Des volailles qui vont à la picorée dans les ruisseaux, balançant leur corps de droite à gauche avec une démarche qu’on ne trouve que chez les volailles citadines, et que les coqs ou les poules de la campagne auraient bien de la peine à comprendre, n’en sont que mieux en harmonie avec les habitations caduques de leurs propriétaires. Vous les voyez avec leur plumage poudreux et bourru, leur air endormi, leur marche tremblotante, lâchées le matin par leurs maîtres, comme un grand nombre d’enfants du voisinage, pour gagner leur vie dans les rues, où elles sautillent de pavé en pavé, ardentes à la recherche de quelques comestibles enterrés dans la boue. C’est à peine si on les entend chanter jamais. La seule à laquelle on puisse soupçonner quelque chose comme une voix, c’est un vieux bantam du boulanger d’à côté, encore est-il devenu enroué pour avoir été trop mal nourri et mal logé dans sa dernière place.

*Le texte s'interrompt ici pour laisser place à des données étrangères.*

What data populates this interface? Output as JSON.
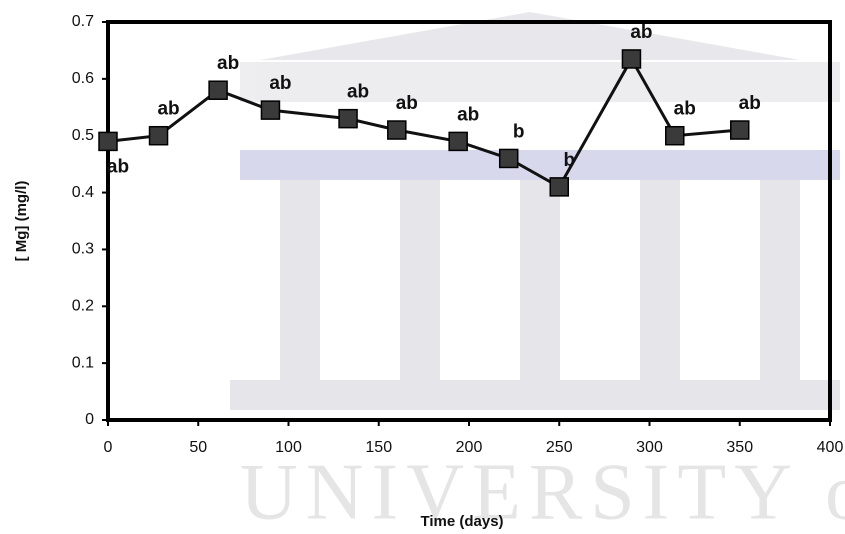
{
  "chart_data": {
    "type": "line",
    "y_label": "[ Mg] (mg/l)",
    "x_label": "Time (days)",
    "watermark_text": "UNIVERSITY of",
    "x": [
      0,
      28,
      61,
      90,
      133,
      160,
      194,
      222,
      250,
      290,
      314,
      350
    ],
    "series": [
      {
        "name": "Mg",
        "color": "#111111",
        "marker_color": "#3a3a3a",
        "values": [
          0.49,
          0.5,
          0.58,
          0.545,
          0.53,
          0.51,
          0.49,
          0.46,
          0.41,
          0.635,
          0.5,
          0.51
        ],
        "point_labels": [
          "ab",
          "ab",
          "ab",
          "ab",
          "ab",
          "ab",
          "ab",
          "b",
          "b",
          "ab",
          "ab",
          "ab"
        ]
      }
    ],
    "xlim": [
      0,
      400
    ],
    "xticks": [
      0,
      50,
      100,
      150,
      200,
      250,
      300,
      350,
      400
    ],
    "ylim": [
      0,
      0.7
    ],
    "yticks": [
      0,
      0.1,
      0.2,
      0.3,
      0.4,
      0.5,
      0.6,
      0.7
    ]
  }
}
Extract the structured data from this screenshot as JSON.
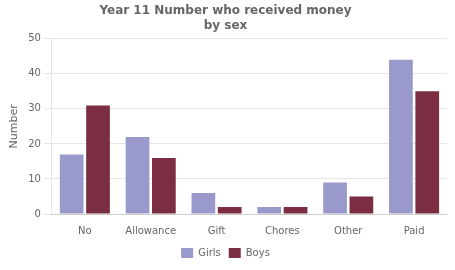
{
  "chart_data": {
    "type": "bar",
    "title": "Year 11 Number who received money\nby sex",
    "categories": [
      "No",
      "Allowance",
      "Gift",
      "Chores",
      "Other",
      "Paid"
    ],
    "series": [
      {
        "name": "Girls",
        "color": "#9999CC",
        "values": [
          17,
          22,
          6,
          2,
          9,
          44
        ]
      },
      {
        "name": "Boys",
        "color": "#7B2D42",
        "values": [
          31,
          16,
          2,
          2,
          5,
          35
        ]
      }
    ],
    "ylabel": "Number",
    "ylim": [
      0,
      50
    ],
    "yticks": [
      0,
      10,
      20,
      30,
      40,
      50
    ],
    "grid": "y",
    "legend": "bottom"
  }
}
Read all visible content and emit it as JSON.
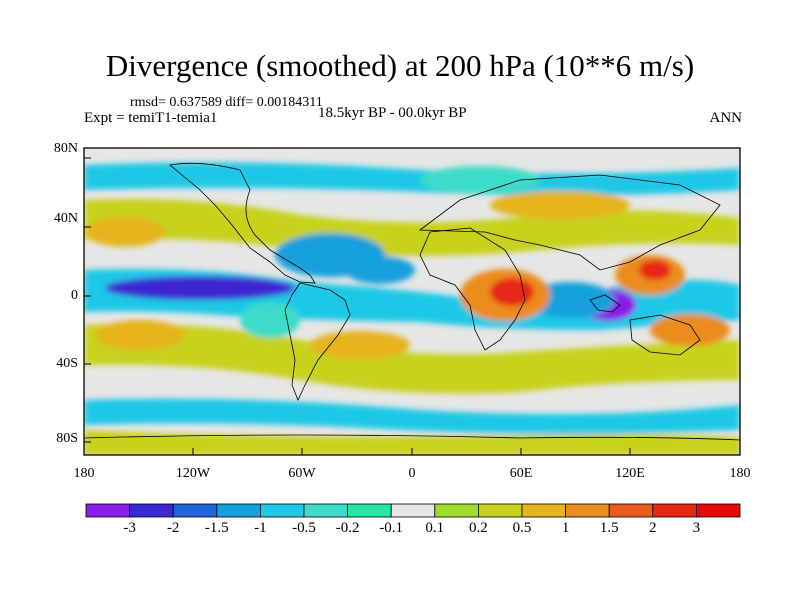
{
  "title": "Divergence (smoothed) at 200 hPa (10**6 m/s)",
  "stats": "rmsd= 0.637589  diff= 0.00184311",
  "experiment": "Expt = temiT1-temia1",
  "period": "18.5kyr BP - 00.0kyr BP",
  "season": "ANN",
  "lat_labels": [
    "80N",
    "40N",
    "0",
    "40S",
    "80S"
  ],
  "lon_labels": [
    "180",
    "120W",
    "60W",
    "0",
    "60E",
    "120E",
    "180"
  ],
  "colorbar": {
    "labels": [
      "-3",
      "-2",
      "-1.5",
      "-1",
      "-0.5",
      "-0.2",
      "-0.1",
      "0.1",
      "0.2",
      "0.5",
      "1",
      "1.5",
      "2",
      "3"
    ],
    "colors": [
      "#8a1ee6",
      "#3c28d2",
      "#1e64dc",
      "#14a0dc",
      "#1ec8e6",
      "#3cdcc8",
      "#28e6a0",
      "#e6e6e6",
      "#a0dc28",
      "#c8d21e",
      "#e6b41e",
      "#eb8c1e",
      "#eb5a1e",
      "#e62814",
      "#e60a0a"
    ]
  },
  "features": [
    {
      "label": "central-pacific-negative-band",
      "lon": -150,
      "lat": 2,
      "level": 1
    },
    {
      "label": "indonesia-negative-center",
      "lon": 108,
      "lat": -6,
      "level": 0
    },
    {
      "label": "africa-positive-center",
      "lon": 52,
      "lat": 0,
      "level": 13
    },
    {
      "label": "west-pacific-positive-center",
      "lon": 138,
      "lat": 8,
      "level": 13
    },
    {
      "label": "north-pacific-positive-lobe",
      "lon": -165,
      "lat": 28,
      "level": 11
    },
    {
      "label": "southwest-pacific-positive-lobe",
      "lon": 152,
      "lat": -15,
      "level": 12
    },
    {
      "label": "south-pacific-positive-lobe",
      "lon": -150,
      "lat": -15,
      "level": 11
    },
    {
      "label": "south-atlantic-positive-lobe",
      "lon": -30,
      "lat": -25,
      "level": 10
    },
    {
      "label": "eastern-pacific-negative-lobe",
      "lon": -95,
      "lat": 18,
      "level": 3
    },
    {
      "label": "north-atlantic-negative-lobe",
      "lon": -45,
      "lat": 22,
      "level": 4
    },
    {
      "label": "indian-ocean-negative-lobe",
      "lon": 80,
      "lat": -5,
      "level": 4
    },
    {
      "label": "arctic-negative-lobe",
      "lon": 20,
      "lat": 70,
      "level": 5
    }
  ]
}
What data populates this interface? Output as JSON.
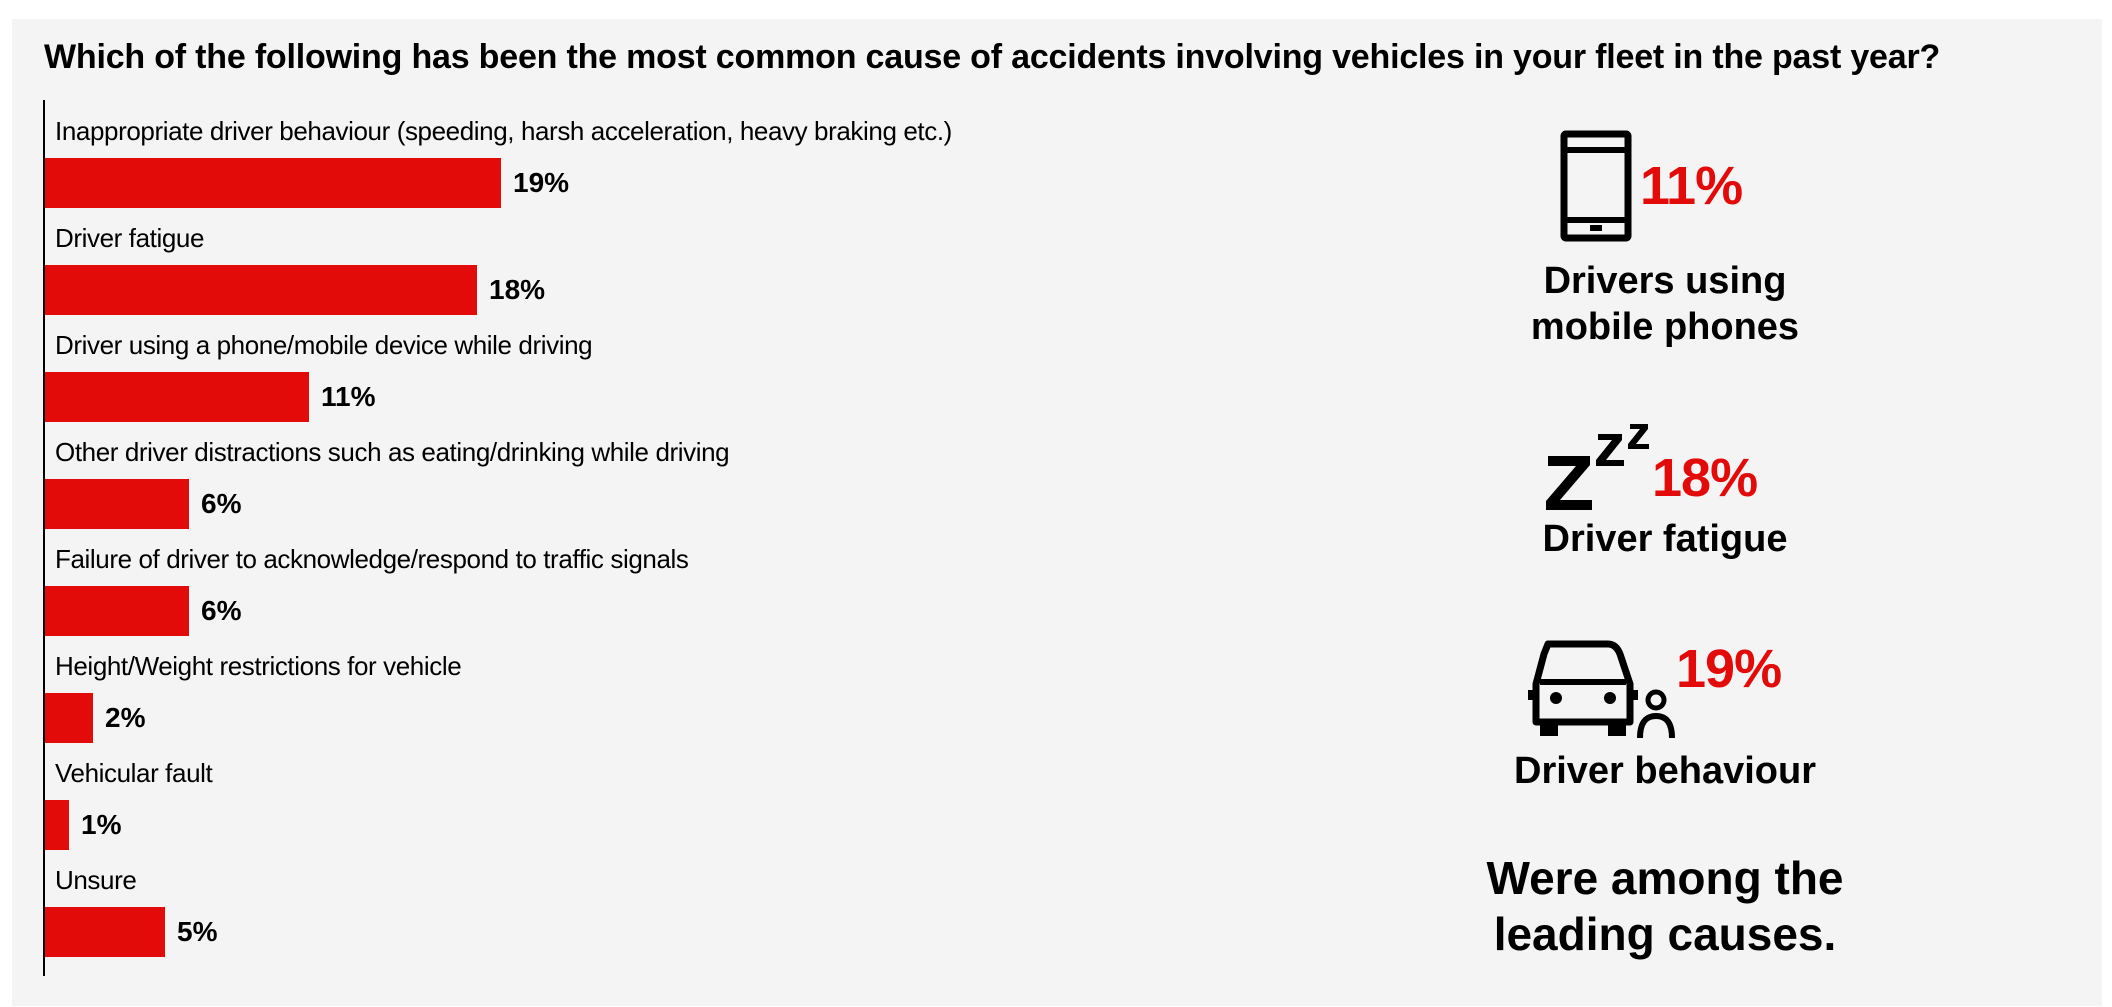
{
  "chart_data": {
    "type": "bar",
    "orientation": "horizontal",
    "title": "Which of the following has been the most common cause of accidents involving vehicles in your fleet in the past year?",
    "categories": [
      "Inappropriate driver behaviour (speeding, harsh acceleration, heavy braking etc.)",
      "Driver fatigue",
      "Driver using a phone/mobile device while driving",
      "Other driver distractions such as eating/drinking while driving",
      "Failure of driver to acknowledge/respond to traffic signals",
      "Height/Weight restrictions for vehicle",
      "Vehicular fault",
      "Unsure"
    ],
    "values": [
      19,
      18,
      11,
      6,
      6,
      2,
      1,
      5
    ],
    "value_labels": [
      "19%",
      "18%",
      "11%",
      "6%",
      "6%",
      "2%",
      "1%",
      "5%"
    ],
    "unit": "%",
    "xlim": [
      0,
      40
    ],
    "bar_color": "#e30a0a",
    "grid": false,
    "legend": "none"
  },
  "highlights": [
    {
      "icon": "mobile-phone-icon",
      "value": "11%",
      "label": "Drivers using\nmobile phones"
    },
    {
      "icon": "sleep-zzz-icon",
      "icon_text": "Z Z Z",
      "value": "18%",
      "label": "Driver fatigue"
    },
    {
      "icon": "car-driver-icon",
      "value": "19%",
      "label": "Driver behaviour"
    }
  ],
  "conclusion": "Were among the\nleading causes.",
  "colors": {
    "accent": "#e30a0a",
    "text": "#000000",
    "panel": "#f4f4f4"
  }
}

À en juger par la hauteur des maisons, elles ont dût être dans le temps occupées par des personnes d’une condition plus heureuse que les habitants d’aujourd’hui ; mais à présent elle sont louées à la semaine, par chambre ou par étage, et il y a, à chaque porte, presque autant de plaques et de cordons de sonnette qu’il y a de pièces à l’intérieur : les fenêtres sont, pour la même raison, d’aspect très varié, ornées de tous les échantillons de châssis et de rideaux qu’on peut trouver dans Londres, pendant que tous les corridors sont encombrés et presque impraticables, grâce à la collection la plus bigarrée d’enfants et de pots à bière, depuis le petit enfant de lait et la demi-pinte, jusqu’à la jeune fille déjà grandelette et la cruche d’une demi-velte.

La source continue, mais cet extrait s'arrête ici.